So right now in the present, I talk more about generative AI security with development teams, development and deployment teams. So what I see is it is majorly being adopted in the DevSecOps area. generative AI, it is allowing developers and deployment teams is to shift left the security. Yeah, because

Because I don't have to wait until for the deployment to actually see if there is anything wrong. I can start it from writing the code, checking my libraries, all that vulnerabilities, right? That can be done in real time while I'm coding. So what I see from now is most of the people in their businesses is trying to adopt generative AI in the development process, deployment process, right?

More than generating generative AI applications. It's because I feel there is still not confidence for creating those applications because it's also about scaling, right? Those applications. I see it more. So CSOs, I think they see more applicability in using generative AI.

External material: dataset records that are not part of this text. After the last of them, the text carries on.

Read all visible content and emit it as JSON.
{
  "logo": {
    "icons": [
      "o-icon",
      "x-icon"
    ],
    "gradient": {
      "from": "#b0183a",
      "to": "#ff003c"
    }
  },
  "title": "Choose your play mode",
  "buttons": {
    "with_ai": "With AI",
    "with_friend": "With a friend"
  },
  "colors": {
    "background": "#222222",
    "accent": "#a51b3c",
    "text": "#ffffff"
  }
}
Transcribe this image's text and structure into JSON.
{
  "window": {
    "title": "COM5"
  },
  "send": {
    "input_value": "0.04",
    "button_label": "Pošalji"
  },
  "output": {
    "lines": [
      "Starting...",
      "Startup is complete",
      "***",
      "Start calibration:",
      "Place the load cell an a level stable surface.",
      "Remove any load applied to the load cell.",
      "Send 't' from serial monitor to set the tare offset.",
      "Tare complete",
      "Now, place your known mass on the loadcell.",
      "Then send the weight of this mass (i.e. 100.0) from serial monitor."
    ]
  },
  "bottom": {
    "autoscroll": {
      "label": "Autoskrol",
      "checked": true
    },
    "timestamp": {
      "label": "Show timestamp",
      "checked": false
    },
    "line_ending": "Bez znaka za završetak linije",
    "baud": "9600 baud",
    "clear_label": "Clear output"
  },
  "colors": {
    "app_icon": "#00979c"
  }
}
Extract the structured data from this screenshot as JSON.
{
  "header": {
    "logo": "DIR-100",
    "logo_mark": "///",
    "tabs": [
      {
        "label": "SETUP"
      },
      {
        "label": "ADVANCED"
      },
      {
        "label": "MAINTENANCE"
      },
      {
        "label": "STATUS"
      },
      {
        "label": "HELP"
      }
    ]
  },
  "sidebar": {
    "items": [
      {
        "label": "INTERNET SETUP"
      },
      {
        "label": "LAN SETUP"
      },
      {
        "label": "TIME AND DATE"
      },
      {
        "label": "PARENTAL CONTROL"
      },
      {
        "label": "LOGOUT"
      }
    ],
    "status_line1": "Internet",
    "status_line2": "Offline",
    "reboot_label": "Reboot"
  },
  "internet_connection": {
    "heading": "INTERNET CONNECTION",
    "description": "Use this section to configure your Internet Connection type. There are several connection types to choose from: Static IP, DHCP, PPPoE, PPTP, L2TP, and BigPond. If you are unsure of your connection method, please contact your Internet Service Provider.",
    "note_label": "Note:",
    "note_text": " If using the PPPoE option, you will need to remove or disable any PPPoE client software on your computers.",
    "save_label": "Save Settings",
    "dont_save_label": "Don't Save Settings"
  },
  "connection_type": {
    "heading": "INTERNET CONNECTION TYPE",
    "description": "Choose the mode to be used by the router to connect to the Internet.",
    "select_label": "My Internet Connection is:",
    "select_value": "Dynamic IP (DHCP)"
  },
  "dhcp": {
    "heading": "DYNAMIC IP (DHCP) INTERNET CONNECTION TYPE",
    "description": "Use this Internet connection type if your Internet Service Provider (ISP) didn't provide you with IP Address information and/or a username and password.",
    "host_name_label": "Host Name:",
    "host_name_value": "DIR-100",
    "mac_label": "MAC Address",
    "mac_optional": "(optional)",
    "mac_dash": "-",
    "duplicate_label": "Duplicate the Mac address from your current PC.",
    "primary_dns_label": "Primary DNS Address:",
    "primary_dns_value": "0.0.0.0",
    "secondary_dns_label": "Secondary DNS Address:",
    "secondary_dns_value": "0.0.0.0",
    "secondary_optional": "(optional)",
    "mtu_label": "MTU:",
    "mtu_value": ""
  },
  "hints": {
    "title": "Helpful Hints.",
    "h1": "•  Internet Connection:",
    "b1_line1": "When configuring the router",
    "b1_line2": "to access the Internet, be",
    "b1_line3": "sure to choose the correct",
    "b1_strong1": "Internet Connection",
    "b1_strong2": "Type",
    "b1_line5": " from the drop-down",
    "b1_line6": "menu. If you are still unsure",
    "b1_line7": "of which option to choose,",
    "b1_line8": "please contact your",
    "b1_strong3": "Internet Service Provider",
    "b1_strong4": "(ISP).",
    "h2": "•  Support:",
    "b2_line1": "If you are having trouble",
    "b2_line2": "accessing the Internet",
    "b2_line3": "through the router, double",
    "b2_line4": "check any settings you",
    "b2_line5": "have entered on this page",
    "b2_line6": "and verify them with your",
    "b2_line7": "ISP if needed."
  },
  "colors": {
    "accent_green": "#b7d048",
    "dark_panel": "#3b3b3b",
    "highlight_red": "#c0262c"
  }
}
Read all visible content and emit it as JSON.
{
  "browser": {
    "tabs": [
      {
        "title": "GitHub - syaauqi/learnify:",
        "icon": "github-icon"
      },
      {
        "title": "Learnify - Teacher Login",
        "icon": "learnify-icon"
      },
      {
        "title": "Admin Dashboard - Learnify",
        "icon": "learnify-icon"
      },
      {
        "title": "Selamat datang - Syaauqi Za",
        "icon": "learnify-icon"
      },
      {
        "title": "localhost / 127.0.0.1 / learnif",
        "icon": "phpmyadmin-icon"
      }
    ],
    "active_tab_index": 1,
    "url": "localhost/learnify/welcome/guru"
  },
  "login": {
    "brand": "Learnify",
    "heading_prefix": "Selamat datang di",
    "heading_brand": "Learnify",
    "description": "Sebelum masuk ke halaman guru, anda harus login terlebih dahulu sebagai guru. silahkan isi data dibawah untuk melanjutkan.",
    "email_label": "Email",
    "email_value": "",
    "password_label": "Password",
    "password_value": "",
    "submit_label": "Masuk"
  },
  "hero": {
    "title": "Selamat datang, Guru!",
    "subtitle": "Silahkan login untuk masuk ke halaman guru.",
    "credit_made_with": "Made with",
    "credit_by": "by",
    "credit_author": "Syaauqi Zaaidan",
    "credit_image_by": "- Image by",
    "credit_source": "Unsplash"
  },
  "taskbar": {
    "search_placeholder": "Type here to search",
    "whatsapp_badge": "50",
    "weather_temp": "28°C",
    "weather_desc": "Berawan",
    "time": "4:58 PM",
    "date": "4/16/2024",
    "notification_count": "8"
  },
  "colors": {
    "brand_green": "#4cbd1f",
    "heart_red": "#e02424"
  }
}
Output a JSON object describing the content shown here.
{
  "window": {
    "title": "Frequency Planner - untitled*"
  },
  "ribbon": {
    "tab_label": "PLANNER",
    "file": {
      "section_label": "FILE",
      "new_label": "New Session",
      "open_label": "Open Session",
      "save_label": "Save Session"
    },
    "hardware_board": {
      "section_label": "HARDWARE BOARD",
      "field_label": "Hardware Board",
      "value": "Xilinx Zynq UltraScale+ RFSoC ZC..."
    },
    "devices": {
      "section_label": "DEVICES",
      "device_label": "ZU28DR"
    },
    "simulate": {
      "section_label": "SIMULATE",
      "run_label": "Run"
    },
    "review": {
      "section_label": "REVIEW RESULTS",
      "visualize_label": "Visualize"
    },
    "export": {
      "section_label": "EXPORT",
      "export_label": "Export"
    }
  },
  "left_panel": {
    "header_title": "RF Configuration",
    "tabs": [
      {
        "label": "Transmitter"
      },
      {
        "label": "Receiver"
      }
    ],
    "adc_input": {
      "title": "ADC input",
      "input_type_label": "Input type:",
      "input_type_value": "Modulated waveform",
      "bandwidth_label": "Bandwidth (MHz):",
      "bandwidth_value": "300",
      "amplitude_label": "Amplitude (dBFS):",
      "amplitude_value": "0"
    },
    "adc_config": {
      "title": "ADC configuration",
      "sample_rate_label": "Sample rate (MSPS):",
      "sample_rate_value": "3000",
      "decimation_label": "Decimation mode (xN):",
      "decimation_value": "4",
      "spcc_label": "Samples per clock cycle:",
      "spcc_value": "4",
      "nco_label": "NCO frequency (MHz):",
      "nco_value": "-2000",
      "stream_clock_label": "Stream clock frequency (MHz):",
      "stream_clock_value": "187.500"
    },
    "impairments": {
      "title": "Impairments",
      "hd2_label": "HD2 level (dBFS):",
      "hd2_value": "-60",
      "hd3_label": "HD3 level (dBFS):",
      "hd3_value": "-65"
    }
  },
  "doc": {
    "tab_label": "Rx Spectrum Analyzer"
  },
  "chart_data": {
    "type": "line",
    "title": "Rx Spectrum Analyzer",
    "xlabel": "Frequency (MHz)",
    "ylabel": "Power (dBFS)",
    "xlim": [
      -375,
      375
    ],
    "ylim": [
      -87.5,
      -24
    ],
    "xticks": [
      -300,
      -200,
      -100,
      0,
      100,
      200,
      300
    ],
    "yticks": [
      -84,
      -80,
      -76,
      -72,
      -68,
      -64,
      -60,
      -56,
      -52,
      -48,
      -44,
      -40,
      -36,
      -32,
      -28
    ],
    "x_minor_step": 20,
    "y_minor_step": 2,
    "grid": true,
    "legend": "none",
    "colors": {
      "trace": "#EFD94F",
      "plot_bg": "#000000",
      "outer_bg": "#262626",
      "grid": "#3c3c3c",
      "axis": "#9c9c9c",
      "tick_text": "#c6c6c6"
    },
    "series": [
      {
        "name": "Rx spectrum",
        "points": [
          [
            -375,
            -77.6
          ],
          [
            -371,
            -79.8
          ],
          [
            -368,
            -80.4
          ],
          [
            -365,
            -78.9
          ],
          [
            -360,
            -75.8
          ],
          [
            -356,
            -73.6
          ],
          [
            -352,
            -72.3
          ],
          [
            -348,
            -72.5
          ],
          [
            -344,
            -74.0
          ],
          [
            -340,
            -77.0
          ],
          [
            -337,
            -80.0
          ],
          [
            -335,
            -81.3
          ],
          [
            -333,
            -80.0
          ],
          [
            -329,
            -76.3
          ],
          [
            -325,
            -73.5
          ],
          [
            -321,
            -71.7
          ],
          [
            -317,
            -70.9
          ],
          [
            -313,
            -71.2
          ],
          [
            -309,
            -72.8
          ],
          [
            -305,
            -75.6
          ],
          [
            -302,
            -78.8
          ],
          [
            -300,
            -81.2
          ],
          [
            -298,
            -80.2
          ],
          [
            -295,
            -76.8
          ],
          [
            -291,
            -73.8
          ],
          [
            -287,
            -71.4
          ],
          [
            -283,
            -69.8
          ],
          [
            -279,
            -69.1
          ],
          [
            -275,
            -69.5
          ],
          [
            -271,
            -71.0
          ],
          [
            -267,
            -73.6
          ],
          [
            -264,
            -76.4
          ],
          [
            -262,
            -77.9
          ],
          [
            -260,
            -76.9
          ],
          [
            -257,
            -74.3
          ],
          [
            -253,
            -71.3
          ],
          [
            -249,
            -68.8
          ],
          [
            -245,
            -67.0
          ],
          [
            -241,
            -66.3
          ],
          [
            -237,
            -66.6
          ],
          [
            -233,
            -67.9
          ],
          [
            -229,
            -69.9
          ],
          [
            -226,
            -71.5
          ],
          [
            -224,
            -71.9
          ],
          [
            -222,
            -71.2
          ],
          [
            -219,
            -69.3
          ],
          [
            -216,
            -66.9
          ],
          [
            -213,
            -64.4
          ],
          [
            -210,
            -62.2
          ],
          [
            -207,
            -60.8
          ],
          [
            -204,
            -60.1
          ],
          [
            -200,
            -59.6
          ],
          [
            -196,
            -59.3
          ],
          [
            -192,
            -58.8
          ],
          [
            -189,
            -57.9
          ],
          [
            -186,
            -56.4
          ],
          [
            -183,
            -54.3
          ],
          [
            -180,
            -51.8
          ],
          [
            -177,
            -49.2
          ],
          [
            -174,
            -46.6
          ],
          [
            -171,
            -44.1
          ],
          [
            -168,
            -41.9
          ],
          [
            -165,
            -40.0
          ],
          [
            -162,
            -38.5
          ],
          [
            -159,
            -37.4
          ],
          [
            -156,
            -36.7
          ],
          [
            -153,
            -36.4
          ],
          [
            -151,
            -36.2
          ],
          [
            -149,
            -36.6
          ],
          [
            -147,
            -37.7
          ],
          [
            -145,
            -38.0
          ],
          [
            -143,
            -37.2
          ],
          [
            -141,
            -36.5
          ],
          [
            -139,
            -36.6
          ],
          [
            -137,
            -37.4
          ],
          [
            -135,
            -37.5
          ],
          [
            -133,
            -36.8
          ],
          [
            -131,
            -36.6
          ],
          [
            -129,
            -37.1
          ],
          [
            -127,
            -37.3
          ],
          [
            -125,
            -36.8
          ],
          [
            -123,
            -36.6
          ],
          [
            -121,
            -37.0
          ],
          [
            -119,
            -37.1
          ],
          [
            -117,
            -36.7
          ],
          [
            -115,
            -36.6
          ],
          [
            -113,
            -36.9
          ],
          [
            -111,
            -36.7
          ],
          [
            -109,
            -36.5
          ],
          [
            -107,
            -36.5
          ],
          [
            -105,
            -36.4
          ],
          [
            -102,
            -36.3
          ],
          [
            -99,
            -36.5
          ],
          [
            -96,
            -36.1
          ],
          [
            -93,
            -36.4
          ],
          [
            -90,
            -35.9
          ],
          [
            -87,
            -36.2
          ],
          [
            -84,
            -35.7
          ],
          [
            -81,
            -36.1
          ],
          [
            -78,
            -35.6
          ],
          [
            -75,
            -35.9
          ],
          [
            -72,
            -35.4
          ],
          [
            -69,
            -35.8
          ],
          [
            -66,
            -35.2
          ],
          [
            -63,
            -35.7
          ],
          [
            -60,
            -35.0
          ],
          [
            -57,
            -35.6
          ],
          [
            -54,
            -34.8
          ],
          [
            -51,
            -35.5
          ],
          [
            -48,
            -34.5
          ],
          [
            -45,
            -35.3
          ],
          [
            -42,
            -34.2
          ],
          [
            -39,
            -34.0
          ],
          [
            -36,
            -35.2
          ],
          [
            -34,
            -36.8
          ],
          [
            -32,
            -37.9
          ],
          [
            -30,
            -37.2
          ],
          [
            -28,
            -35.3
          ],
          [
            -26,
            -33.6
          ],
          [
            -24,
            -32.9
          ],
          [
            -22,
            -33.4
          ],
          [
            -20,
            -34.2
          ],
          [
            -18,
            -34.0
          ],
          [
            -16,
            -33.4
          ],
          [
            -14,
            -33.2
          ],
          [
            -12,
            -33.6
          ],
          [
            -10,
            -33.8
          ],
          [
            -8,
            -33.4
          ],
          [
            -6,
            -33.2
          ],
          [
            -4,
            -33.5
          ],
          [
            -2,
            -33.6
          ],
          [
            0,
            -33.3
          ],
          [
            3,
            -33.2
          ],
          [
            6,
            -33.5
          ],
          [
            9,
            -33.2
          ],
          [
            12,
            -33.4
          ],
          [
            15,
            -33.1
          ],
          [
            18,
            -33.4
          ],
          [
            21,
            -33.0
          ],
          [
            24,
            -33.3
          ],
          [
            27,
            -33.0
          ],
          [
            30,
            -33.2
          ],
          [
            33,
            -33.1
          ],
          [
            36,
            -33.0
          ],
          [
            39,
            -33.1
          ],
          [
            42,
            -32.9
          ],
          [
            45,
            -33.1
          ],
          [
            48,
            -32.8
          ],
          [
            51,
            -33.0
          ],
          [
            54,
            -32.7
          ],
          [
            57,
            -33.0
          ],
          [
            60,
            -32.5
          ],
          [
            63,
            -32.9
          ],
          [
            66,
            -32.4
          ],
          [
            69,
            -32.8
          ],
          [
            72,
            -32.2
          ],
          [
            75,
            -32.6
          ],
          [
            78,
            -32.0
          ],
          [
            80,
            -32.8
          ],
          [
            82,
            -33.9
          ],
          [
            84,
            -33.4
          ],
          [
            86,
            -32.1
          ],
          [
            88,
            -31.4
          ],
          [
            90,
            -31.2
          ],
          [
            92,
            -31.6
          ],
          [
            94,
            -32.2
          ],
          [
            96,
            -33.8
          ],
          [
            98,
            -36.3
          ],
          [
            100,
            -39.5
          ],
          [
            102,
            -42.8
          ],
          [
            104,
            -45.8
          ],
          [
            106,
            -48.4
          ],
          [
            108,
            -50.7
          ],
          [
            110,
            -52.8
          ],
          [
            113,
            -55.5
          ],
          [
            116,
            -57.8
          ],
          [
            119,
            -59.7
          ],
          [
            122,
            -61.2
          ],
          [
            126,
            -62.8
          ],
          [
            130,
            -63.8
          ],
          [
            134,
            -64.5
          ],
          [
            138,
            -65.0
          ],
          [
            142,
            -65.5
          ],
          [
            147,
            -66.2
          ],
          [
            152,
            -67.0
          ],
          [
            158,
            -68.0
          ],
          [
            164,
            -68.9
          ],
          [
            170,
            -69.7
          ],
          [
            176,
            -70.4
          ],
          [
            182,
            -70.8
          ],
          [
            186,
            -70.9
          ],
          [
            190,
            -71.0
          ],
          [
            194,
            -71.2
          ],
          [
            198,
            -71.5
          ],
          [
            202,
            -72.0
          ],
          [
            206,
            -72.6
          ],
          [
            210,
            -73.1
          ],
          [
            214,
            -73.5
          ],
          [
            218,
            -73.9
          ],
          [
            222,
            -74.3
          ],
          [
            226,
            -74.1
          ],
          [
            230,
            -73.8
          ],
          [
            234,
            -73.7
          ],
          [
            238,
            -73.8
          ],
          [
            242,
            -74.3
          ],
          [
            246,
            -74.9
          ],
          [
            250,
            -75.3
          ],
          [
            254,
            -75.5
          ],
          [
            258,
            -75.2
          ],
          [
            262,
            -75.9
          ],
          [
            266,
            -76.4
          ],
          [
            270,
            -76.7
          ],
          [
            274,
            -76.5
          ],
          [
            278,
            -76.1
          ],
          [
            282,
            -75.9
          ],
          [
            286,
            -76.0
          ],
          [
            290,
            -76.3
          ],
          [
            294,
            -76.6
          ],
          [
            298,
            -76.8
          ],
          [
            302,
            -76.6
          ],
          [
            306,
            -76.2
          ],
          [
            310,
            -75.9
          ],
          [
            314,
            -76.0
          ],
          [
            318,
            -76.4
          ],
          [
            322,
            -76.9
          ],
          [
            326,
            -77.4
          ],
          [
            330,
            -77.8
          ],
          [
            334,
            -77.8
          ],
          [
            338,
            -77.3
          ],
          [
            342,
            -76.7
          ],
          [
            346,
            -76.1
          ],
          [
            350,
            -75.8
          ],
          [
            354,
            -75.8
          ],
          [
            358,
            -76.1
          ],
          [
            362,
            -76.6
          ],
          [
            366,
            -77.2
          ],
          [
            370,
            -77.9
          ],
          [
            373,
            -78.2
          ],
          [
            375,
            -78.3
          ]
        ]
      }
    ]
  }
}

I usually talk with CISOs rather than CTOs CIOs, but CISOs are more focused on development and deployment.

Host: Interesting. So one of the things that you mentioned is that there is a lot of information, there could be a lot of gaps also in understanding. So when you are speaking with, let's say, CISOs or security leaders for rolling out applications, what are some of the biggest misconceptions or blind spots that have seen business leaders have about GenAI security? And how are you addressing that with them?

Shweta: So...So, when talking about CSO, let's say the most asked questions, it sounds very complex. So we ready for this? Is my business ready for this? How do I start? Where do I start?

So if you think about security, the CISO or the security teams are normally checking if the applications or the generative AI applications that they have to approve to go to market, right? Because marketing teams come, okay, we need to create an application that is using generative AI because this is good for our business or blah, blah, right? And then security team has to go and say,

Okay, so how are you accessing the data? What is the data you're accessing, right? Or what are the applications that you are using? Or which systems are you accessing? So from security team, the or the C source perspective is different from from when you are actually creating those applications. most executives thinks they are safe because they are using pre-trained models, not training their own.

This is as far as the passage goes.